January 05, 2001
Mark Weisbrot
Los Angeles Times, January 5, 2001
Sacremento Bee, January 10, 2001
The Federal Reserve’s surprise interest rate cut on Wednesday gave the wounded stock market a shot of adrenaline, but it’s hard to make up for the market’s worst performance in more than a decade and a half. The Nasdaq’s record 39% loss over 2000–down more than half from its peak–permanently shattered the illusion that prices can be bid up to any level that investors are willing to pay for them, and stay there.
Still, many people assume that because stocks have historically outperformed bonds over long periods of time, this will continue in the future.
We often hear investors say that they are “in it for the long haul,” as if it were guaranteed that stocks will be a good investment if they are held for a long enough period of time, something they are often told by investment counselors. Ironically, it is the long-term future of stocks that looks bad now. And unlike stock prices in the short-term, which can fluctuate wildly, one can actually say something definitive about the long run.
The average price of stocks is still much too high, even after the correction of 2000, to be justified by earnings that the economy could generate in the future. In other words, it is not possible to come up with a scenario consistent with anyone’s projections about the economy that would make investors want to hold stocks for a long time, unless stock prices were to first drop very steeply.
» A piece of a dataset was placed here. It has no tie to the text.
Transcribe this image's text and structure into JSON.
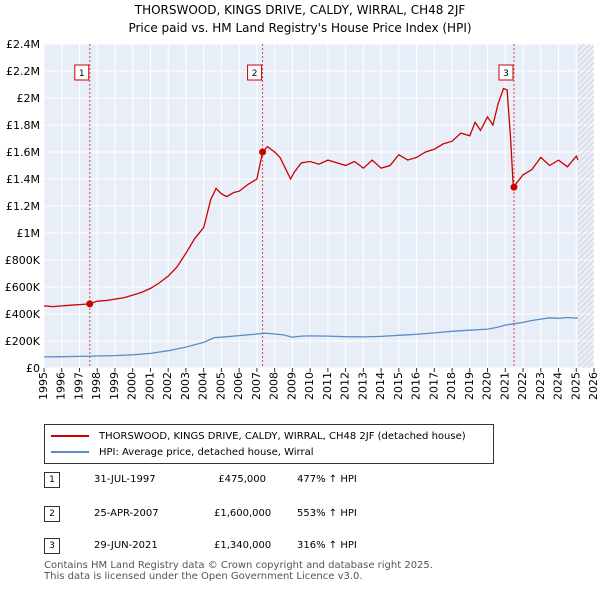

Dean Baker of the Center for Economic and Policy Research was the first economist to work through the arithmetic of this “bubble” market, and his findings have since been confirmed by other prominent economists. It works like this: In the long run, investors hold stocks only because of the earnings of the underlying companies. Stockholders get a return from two sources–the shared earnings paid in the form of dividends and an increase in the price of the stock (capital gains).
The average dividend is only about 1.5%. Capital gains, over the long run, cannot grow much faster than the economy, unless you invest at a point where stocks are undervalued relative to future earnings. But the average stock price relative to earnings–known as the price-to-earnings ratio–is still near twice its historic level. So unless you are willing to believe that stock prices are unrelated to the profits of the companies they represent, you can’t expect capital gains much higher than the long-run growth rate of the economy, at least from here on out. That rate is currently estimated at about 2.2% annually.
That adds up to 3.7%. Even if growth turned out to be considerably higher than the 2.2% that economists are projecting, it couldn’t solve the problem. It just doesn’t make much sense to hold stocks rather than a U.S. Treasury bond, which has a similar real (inflation adjusted) return but almost no risk. Unless, that is, you think that other investors are going to keep bidding up the price of stocks independent of earnings–in other words, that the bubble will grow. But speculative bubbles can’t grow forever; eventually they must burst.
Of course this analysis applies only to the whole market, or the average stock. If you can pick the next Microsoft or Wal-Mart and get in early enough, you can still do very well. But this is not easy to do. So most individual and institutional investors maintain some sort of diversified stock portfolio that moves more with the broad market. And at some point they are going to move out of those stocks, in large numbers.
Depending on the steepness of further market declines, there is a real danger to the U.S. economy. Japan’s stock market lost nearly 40% of its value in 1990–a decade later it is down even more, 64% from its peak in 1989–and its economy has yet to recover.
The Japanese scenario may be less likely here, but it would be foolish not to act before a downward spiral began. The Fed should continue to reverse the six unnecessary rate hikes that it has imposed over the last year and a half. Both Congress and the executive branch should abandon the extremist and groundless economic theories, which we could tolerate while the economy was booming, that advocate paying off the national debt over the next 12 years. A commitment to pay down the debt is a commitment to reduce demand and slow the economy at a time when we really don’t know where the bottom of the current economic slowdown is going to be.
The record stock market run-up has generated great wealth for some–but not most–Americans, who still own little or no stock even in retirement funds. The majority, who did not share in the festivities, should not get stuck paying the bill.